Вот и пишут, обо всем пишут, что давит душу. И как же с ними быть?
Конечно, эти письма можно сжечь — зачем они? Пусть не тревожат они никого и не волнуют! Но это значит жечь мысли, мысли мыслящих. А они доверены мне, и вдруг — в печку. Нет, это предательство!
Можно, конечно, элементарно смолчать, пройти мимо, юркнуть в подворотню, прикрыться пышной фатой из самых пышных фраз, можно даже пойти на подлость в толковании и перетолковывании всех этих мыслей и проблем. Но читатель все это поймет и скажет свое слово. Теперь он не тот, совсем не тот, что прежде, когда он почитывал то, что писатель пописывал. Нет! От него теперь не спрячешься. Он требует правды. Он требует честности. Он непримирим. Он ждет поддержки. Он надеется на тебя. Он видит в тебе борца. А ты?..

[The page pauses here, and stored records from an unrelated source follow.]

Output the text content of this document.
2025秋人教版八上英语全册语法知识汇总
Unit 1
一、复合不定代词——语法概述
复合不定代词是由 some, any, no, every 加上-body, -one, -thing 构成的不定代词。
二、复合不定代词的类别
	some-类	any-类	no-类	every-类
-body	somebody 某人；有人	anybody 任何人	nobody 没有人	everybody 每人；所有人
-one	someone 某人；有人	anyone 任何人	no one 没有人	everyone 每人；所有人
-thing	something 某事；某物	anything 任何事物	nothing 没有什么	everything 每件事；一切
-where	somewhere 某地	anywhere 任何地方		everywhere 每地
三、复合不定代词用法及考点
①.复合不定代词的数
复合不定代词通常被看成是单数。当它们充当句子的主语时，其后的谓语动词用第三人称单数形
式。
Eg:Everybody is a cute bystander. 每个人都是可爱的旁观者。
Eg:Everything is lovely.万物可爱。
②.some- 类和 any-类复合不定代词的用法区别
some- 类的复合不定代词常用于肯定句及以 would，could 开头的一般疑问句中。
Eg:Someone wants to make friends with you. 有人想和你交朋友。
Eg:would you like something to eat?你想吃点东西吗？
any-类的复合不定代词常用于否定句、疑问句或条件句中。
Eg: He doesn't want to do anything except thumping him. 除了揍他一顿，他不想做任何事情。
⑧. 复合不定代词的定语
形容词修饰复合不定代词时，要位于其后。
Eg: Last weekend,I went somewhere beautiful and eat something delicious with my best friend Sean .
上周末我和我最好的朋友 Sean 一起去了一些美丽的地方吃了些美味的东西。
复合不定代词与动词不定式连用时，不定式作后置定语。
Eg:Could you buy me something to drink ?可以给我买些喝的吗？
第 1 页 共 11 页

Нет, это тоже предательство!
А к писателю у нашего читателя, повторяю, особое отношение. Перед его глазами вся великая и так поднятая самими нами литература прошлого — ее проблемность, ее интеллектуальная мощь, нравственная чистота, ширь и глубокая ее непримиримость ко злу, ее самоотверженность, принципиальность, ее подлинный, а не квасной патриотизм, ее вдохновенная революционность, воспитавшая, по их собственным признаниям, ту славную когорту революционеров действия, которую создал и возглавил Ленин. Она оказала влияние и на строй западной мысли.
«Кто как не русские писатели были нашими руководителями?.. Это они создали мою душу», — сказал достойнейший сын Франции Ромен Роллан.
И этой высокой меркой наш, современный вдумчивый читатель мерит нас и нашу литературу.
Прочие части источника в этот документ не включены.